Wednesday, February 16, 2005

Conjunctive Disjunction or Disjunctive Conjunction

It looks paradoxical either way. We, Indians have a very unique way of obeying people (atleast, we do obey) i.e. whatever we are called for, we just go and do exactly the opposite. I recall a very famous saying that goes like:

My idea of success is to listen to the best of the advices
available and then go and do just the opposite!

Recently, I was visiting a friend near my house in Delhi when I came across this: "Dekho!! Gadha peshaab kar raha hai" (read: Look, This ass is peeing over here!) written on a house-wall. I was wondering of why people write such things on walls. Maybe, because the place where this was written is quite secluded and thus, a good place for people to pee since, there were no closets around. But, what caught my attention was not the fact that such a remark was scribbled on the wall, but the fact that why the heck did the writer wrote that the person who is peeing is an ass and in order to insult him, added for the on-lookers to tease him. Couldn't he have written "Micturating here is prohibited!". But then, we Indians never follow instructions ('there wouldn't be so much of road accidents and traffic-jams in Delhi had people followed one').

I though maybe I could improve upon this.
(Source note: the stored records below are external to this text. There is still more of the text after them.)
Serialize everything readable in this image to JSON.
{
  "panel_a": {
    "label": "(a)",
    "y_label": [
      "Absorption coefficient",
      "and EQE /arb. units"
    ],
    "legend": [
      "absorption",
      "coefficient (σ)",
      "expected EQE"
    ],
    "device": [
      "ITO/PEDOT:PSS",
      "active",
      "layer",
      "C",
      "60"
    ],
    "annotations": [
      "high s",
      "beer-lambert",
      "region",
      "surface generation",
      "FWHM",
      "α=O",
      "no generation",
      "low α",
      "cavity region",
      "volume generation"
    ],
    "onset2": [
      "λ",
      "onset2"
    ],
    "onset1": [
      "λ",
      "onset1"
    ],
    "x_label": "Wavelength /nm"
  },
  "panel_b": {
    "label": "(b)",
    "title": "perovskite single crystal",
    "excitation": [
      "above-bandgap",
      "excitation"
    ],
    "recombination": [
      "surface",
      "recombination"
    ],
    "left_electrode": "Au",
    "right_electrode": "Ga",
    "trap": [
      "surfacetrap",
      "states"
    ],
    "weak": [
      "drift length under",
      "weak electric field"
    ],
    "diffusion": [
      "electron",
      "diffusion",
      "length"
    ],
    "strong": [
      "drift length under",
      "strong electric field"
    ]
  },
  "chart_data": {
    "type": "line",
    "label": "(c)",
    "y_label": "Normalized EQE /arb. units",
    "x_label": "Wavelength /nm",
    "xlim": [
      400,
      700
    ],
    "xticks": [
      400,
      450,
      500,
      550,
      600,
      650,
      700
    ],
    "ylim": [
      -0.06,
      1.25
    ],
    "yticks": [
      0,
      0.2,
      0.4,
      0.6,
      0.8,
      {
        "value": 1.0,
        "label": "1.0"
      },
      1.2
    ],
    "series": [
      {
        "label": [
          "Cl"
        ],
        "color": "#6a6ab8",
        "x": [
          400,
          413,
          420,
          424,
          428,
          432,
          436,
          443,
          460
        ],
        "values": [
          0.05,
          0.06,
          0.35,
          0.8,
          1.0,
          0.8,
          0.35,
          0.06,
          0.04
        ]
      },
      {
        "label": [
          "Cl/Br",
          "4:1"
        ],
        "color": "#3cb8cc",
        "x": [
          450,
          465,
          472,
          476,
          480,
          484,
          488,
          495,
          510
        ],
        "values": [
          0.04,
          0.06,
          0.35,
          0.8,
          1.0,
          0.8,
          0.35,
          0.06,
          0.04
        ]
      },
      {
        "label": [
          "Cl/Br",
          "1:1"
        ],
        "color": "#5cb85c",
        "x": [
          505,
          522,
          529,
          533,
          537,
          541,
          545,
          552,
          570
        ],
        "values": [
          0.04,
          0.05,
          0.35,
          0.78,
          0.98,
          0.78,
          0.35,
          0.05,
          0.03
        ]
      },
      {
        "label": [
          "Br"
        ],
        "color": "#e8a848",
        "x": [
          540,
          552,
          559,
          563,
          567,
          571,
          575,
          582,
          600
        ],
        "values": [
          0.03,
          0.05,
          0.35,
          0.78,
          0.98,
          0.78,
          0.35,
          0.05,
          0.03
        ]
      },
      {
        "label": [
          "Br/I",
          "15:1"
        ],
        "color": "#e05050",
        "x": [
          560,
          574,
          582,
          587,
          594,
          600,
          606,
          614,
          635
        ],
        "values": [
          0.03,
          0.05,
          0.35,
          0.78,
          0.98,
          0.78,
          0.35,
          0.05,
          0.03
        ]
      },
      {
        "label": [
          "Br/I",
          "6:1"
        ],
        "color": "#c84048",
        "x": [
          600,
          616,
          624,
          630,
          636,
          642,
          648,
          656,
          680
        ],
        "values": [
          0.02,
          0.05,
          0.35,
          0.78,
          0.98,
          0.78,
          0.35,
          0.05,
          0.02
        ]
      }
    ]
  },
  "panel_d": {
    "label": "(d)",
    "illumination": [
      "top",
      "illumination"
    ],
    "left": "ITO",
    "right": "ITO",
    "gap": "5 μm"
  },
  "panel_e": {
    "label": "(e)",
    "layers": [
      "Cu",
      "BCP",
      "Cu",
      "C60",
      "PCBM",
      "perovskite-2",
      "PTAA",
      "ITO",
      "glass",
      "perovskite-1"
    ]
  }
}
Instead of using a conjunction for the person peeing at the wall i.e. dekho! yeh gadha hai AND yahaan peshaab kar raha hai (read"This is an ass AND is micturating here"), it should have been "dekho ! ya to yeh gadha hai ya yeh yahaan peshaab kar raha hai" (read: Either this guy is an ass or he is peeing here), it would have been mathematically correct, as you call the convict either an ass or a liliputian piddler if he is disobeying either. But, in the 'original manuscript', the person may not be an ass or may not be weeing there.

I hope this is not an act of McCarthyism!